Following an initial launch of six OneWeb test satellites aboard a Russian Soyuz rocket out of the Guiana Space Center in Kourou, French Guiana, back in February 2019, a further 12 flights between February 2020 and February of last year delivered a total of 422 operational satellites into orbit. Those missions originated variously from the Guiana Space Center, Kazakhstan’s famed Baikonur Cosmodrome and the Vostochny Cosmodrome in the Russian Far East.
That total represented about 66 percent of OneWeb’s planned first-generation network of 648 satellites. But following President Vladimir Putin’s February 2022 invasion of Ukraine, and a raft of economic sanctions imposed on Russia, OneWeb suspended six further launches out of Baikonur and sourced alternate providers.

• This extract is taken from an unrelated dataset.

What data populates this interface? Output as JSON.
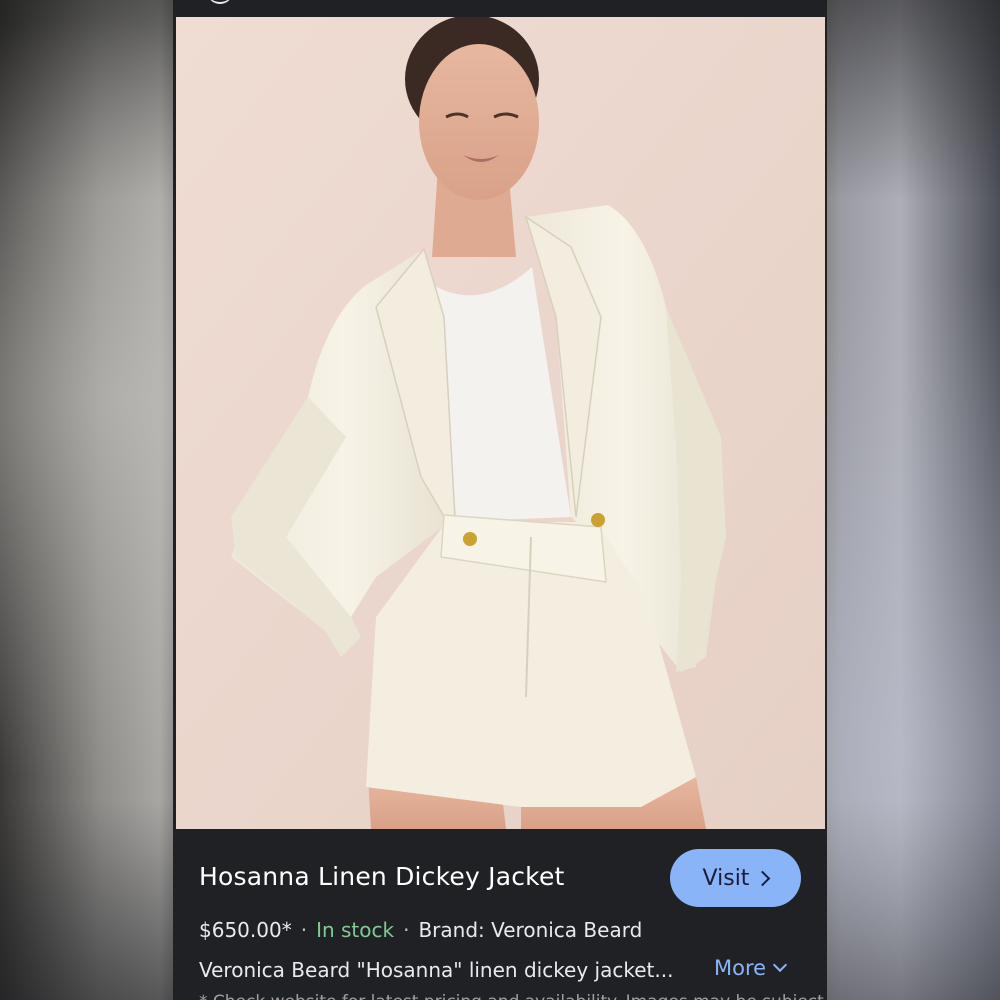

Last March, it contracted with SpaceX, then added New Space India Ltd.— commercial arm of the Indian Space Research Organisation (ISRO)—to its expanding launcher portfolio in April.
Seventy-two more OneWebs rode a pair of Indian Geosynchronous Satellite Launch Vehicle (GSLV) III boosters from the Satish Dhawan Space Centre in Sriharikota, Andhra Pradesh, in October 2022 and March of this year.. And three Falcon 9 missions last December, January and March lofted 120 OneWebs from the Space Coast, bringing the present total to 618, counting two satellites that failed on-orbit.
Prior to Saturday’s launch, that represents more than 95 percent of OneWeb’s 648-strong Generation One constellation. “We can currently provide global satellite coverage with the 618 craft already in orbit,” OneWeb tweeted, “but these extra satellites are set to be added to the constellation to provide extra resilience to our high-speed, low-latency network.”
And the five Iridium NEXT birds made this the ninth mission that SpaceX has flown for Iridium, following eight previous flights out of Vandenberg between January 2017 and January 2019. Those missions delivered 75 Iridium NEXT satellites to orbit.
“The spare satellites have no utility to us on the ground,” explained Iridium CEO Matt Desch, in remarks made last September. “We built extra satellites as an insurance policy and with SpaceX’s stellar track record, we look forward to another successful launch, which will position us even better to replicate the longevity of our first constellation.”
Following liftoff at 6:16 a.m. PDT, B1063 powered smoothly uphill for the opening 2.5 minutes of flight, before returning to a picture-perfect touchdown on OCISLY’s expansive deck. The Merlin 1D+ Vacuum engine of the Falcon 9’s second stage then came alive for a standard six-minute “burn” to deliver the Iridium NEXT/OneWeb payload towards their intended deployment orbit.
A little past 59 minutes into this morning’s mission, the first of the five Iridium NEXT birds was released into space, followed by the remainder at roughly one-minute intervals, with the entire quintet deployed by 64 minutes after launch. Next came the 16 OneWebs, which departed in pairs, beginning at 65 minutes and ending at 86 minutes into the flight, with JoeySat deployed a little past the 83-minute mark.